正當整個拜索族陷入苦戰之際,札拉托等人終於來到了族外。
「艾麗莎你在這裡準備佈置結界,而乘風你則在這裡保護她,我現在要去幫忙對付審判團……」札拉托對著身後的兩人吩咐道,乘風還是沒有什麼反應,艾麗莎則是點了點頭表示明白。
「那麼好吧……審判團,讓我看看你們的真正目的……」札拉托留下了這樣的一句便向拜索族營地飛去,身上的服裝再次變成白色襯衣與啡色外套,右手輕輕地提著毀滅之鎚,透過鎚頭的反射可以看見札拉托的樣子,是一副認真到不能再認真的神色。
札拉托踏入拜索族之時是瞳妮與華連特還在和修女與占卜師打鬥的時候,恰好又是看到黑龍泰迪與白龍里昂和魔術師戰鬥之時,他明白自己的實力即使加入瞳妮那裡的戰鬥並沒有多大用處,反而可能成為瞳妮兩人的負累,所以決定先幫忙哈古洛那裡的戰鬥,然而他絕對想不到途中會遇上一個拿著黑色盒子的人……
「零冰……看來我們兩個還真是有緣呢……」札拉托深深吸了一口氣說道,同時把毀滅之鎚舉了起來。
「有緣?我看我是被你騙了吧?」零冰冷冷地回答道,同時把右手上的黑色盒子交往左手,接著把項鍊形態的寒冰之心變成了法杖形態,直至此時才發覺原來零冰一直都是保持著穿著防護服的狀態,當然除了因為不夠能量又或是寒冰之心機能停止後被強制解除的時候。
「逼不得已,身為魔法管理局的人,就是要阻止不應該發生的事發生。」札拉托以平靜的語氣說,看來族民不是暈掉就已經走掉,這裡遠處有著十多個營帳,卻半點生氣也沒有。
【衝擊形態。】毀滅之鎚的聲音轉來,隨著裂痕擴大,那個能量引擎再次出現,只是鎚頭並不是那個六角形,而是像個電鑽的錐體。
零冰不再說話,兩人屏息靜氣地站著,兩人就這樣一動也不動地對峙,兩人身上都發出一種令人發軟的氣勢,只是兩者的味道好像有點不相同。
「寒冰之心還不能負荷高能量的魔法,即使要使用也必須一擊解決……」零冰心裡思考著,與此同時感到札拉托的壓迫感越來越大,兩人的戰鬥早已從站著的時候就開始了,現在零冰率先打破僵持的狀況向後方飛去,也就是魔術師那裡了。
札拉托突然就在零冰眼中消失,再次出現的時候已經是在零冰身前,這就是所謂的後發而先至吧,札拉托橫手一鎚就碰向零冰。
【防禦!】寒冰之心說著的同時一個藍色起了菱角的防禦屏障出現在零冰身前,毀滅之鎚已經毫不留情地碰上屏障,不過意想不到的是衝擊力竟然十分微弱,甚至連普通的揮鎚力量也比之不上。
「屏障破壞!」札拉托突然大喝一聲,雖然零冰心感不妙卻已經無法退避,只見那個錐體正在高速旋轉,與藍色的屏障產生無數的火花,同時後方的引擎現在才啟動,強大的推力壓向屏障,只見那以藍色菱角組成的屏障出現了裂痕,一直擴散開去,直至聽到猶如打碎玻璃的聲音,屏障也就化為星閃藍光飄散於空中。

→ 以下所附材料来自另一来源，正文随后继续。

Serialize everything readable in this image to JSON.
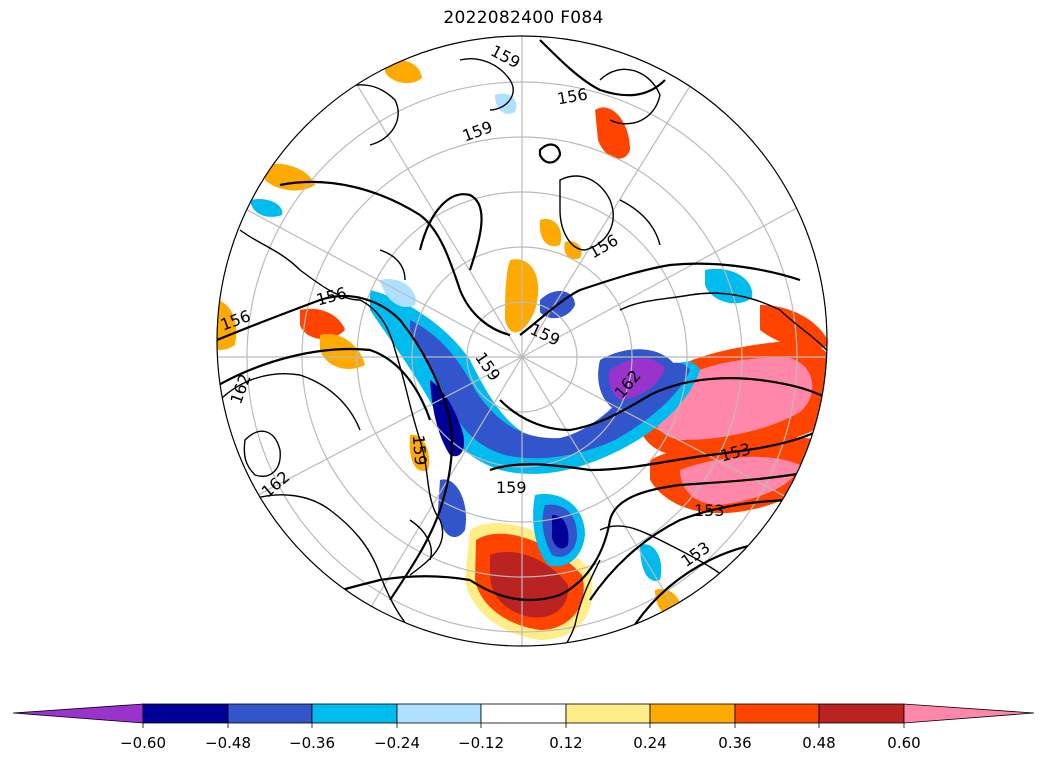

零冰本想藉著屏障爆裂後的力量向後退開,只是意想不到札拉托手中的毀滅之鎚的速度是如此之快,打破屏障後那錐形鎚頭竟然沒有停下來而繼續向上,恰巧零冰防禦之時是把寒冰之心傾斜,從左腳到右肩的擺在身前抵擋,錐頭進而觸碰了寒冰之心的杖身,比打碎玻璃的聲音更青翠,「啪」的一聲杖頭與杖身分開兩段,此時零冰才真正地吸收到那札拉托送來的巨力,藉此向後方退去。
「寒冰之心,沒有事吧?」零冰向後飛去的同時看著右手上那半截的法杖,眼中流露的盡是擔心之情。
【沒有問題,核心沒有受損,立即進行修復。】寒冰之心肯定地回答,只見那在札拉托前的半截杖身已經化成藍光消失不見,而在零冰手上的寒冰之心的杖身經已從斷開處重新長出,散發著黑灰色的亮澤。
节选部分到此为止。